Quanto detto va a sostegno della prospettiva secondo cui il formale e l’informale non sono due nuclei autonomi e in contrasto, ma due parti entrambe eterogenee e compresenti. Non sono mondi che si escludono a vicenda, ma si compenetrano e vengono attraversati da elementi di passaggio, tra cui le politiche istituzionali.

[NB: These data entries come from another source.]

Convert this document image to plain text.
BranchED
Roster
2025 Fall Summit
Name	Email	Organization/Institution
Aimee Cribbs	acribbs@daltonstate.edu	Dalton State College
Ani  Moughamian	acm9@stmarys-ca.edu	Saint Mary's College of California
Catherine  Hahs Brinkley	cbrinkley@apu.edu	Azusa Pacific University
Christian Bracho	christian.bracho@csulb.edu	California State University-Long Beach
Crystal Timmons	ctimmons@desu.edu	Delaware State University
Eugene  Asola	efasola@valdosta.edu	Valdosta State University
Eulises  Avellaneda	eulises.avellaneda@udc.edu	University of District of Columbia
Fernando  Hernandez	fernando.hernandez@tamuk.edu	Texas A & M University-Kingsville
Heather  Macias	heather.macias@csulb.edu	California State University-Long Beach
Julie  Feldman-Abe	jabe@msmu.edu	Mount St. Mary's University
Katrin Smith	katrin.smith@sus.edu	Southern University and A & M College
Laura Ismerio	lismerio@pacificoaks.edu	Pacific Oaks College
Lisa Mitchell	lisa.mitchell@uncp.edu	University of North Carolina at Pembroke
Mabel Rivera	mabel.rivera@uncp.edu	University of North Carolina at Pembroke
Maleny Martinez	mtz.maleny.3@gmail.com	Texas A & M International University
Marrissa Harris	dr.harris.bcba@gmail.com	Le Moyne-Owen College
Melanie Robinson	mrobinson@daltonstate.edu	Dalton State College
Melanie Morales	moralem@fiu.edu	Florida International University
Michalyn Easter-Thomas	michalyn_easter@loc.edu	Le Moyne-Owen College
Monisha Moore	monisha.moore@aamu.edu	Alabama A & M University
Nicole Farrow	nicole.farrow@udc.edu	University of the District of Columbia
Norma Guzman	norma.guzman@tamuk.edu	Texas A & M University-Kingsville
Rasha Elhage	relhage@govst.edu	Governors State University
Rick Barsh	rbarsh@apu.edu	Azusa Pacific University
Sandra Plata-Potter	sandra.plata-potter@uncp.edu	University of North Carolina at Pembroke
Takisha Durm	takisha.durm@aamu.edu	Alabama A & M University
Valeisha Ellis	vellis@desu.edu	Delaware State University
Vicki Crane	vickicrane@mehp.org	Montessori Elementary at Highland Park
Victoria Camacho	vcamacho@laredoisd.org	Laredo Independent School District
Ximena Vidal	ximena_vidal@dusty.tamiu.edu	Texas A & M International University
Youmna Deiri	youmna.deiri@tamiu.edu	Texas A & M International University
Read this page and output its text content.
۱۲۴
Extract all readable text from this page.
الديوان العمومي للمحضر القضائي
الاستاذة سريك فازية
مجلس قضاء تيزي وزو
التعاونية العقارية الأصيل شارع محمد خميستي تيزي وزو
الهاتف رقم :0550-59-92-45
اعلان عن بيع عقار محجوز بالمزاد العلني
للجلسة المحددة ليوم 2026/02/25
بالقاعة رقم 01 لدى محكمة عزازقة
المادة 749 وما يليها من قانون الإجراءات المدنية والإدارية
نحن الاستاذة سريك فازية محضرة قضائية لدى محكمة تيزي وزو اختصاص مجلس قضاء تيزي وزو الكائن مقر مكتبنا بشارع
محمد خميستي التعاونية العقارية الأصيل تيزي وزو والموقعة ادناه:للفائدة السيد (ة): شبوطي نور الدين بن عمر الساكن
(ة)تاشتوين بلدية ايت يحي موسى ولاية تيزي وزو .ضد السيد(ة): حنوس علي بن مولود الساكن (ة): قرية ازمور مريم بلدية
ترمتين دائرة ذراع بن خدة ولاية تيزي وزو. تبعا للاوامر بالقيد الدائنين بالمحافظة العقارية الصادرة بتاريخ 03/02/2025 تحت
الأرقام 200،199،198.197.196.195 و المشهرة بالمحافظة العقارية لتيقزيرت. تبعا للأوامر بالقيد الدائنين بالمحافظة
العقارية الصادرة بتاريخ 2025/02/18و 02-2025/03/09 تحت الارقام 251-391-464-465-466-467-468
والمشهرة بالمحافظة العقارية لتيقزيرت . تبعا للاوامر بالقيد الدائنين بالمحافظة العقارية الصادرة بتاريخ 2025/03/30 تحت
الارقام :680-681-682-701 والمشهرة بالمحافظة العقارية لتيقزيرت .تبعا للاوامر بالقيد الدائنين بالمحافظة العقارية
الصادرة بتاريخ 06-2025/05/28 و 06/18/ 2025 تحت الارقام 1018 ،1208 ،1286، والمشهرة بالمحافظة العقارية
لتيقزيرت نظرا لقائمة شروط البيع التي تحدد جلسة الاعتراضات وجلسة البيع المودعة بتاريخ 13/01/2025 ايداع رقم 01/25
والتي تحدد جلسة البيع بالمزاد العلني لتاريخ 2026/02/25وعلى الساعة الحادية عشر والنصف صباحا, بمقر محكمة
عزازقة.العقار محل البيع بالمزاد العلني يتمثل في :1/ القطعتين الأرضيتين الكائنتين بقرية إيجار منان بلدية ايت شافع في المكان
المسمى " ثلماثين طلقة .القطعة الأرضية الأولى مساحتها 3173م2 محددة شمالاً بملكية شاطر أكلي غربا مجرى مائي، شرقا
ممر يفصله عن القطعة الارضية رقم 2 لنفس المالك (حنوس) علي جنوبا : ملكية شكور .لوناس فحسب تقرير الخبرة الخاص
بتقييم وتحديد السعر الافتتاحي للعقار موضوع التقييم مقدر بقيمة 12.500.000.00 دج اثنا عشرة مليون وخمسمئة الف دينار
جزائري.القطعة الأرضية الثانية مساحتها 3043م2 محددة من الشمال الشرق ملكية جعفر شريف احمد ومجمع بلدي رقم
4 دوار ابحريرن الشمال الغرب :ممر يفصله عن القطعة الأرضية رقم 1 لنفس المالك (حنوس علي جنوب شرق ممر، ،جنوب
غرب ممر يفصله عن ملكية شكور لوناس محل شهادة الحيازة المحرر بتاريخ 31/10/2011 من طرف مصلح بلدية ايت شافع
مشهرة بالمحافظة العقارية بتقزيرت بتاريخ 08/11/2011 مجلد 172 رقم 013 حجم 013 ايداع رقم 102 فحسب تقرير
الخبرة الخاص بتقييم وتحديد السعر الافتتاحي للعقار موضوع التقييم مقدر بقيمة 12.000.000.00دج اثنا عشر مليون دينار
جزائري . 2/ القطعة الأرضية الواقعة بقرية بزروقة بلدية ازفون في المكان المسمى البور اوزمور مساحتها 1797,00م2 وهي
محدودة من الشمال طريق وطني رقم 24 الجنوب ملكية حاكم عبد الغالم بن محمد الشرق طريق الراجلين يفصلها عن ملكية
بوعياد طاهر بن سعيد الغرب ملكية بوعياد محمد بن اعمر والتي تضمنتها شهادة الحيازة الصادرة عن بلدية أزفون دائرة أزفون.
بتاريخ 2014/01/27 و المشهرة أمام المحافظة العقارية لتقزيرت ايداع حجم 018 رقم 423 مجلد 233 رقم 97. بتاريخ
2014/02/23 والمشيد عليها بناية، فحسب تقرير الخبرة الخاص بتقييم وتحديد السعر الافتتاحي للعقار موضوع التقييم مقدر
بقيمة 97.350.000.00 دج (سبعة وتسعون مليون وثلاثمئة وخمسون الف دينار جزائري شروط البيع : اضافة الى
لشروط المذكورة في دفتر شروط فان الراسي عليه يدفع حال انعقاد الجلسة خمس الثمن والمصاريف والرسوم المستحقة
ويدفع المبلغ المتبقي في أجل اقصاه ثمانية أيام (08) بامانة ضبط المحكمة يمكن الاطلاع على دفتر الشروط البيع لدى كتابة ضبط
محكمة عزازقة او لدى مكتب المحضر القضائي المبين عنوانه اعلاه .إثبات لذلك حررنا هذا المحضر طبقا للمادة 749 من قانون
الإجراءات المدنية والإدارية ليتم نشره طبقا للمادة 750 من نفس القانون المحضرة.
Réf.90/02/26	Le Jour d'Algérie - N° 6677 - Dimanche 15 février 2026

Esiste una parte di popolazione – che in Sudafrica e in molte altre città del mondo rappresenta una minoranza – capace di rivendicare la piena cittadinanza, mentre un’altra parte non è nelle condizioni per farlo. Dunque, possiamo affermare che esiste un confine (ibrido e osmotico) che separa la “società civile” dalla “società politica” in accordo con quanto detto da Chatterjee (2004). Questo confine non corrisponde ad una separazione della sfera formale da quella informale. Per cui si ritiene proficuo abbandonare l’analisi della coppia concettuale formale- informale di per sé e lavorare, piuttosto, sulle relazioni di potere che si manifestano nei luoghi marginali e che attraversano i domini da noi definiti di formale e informale.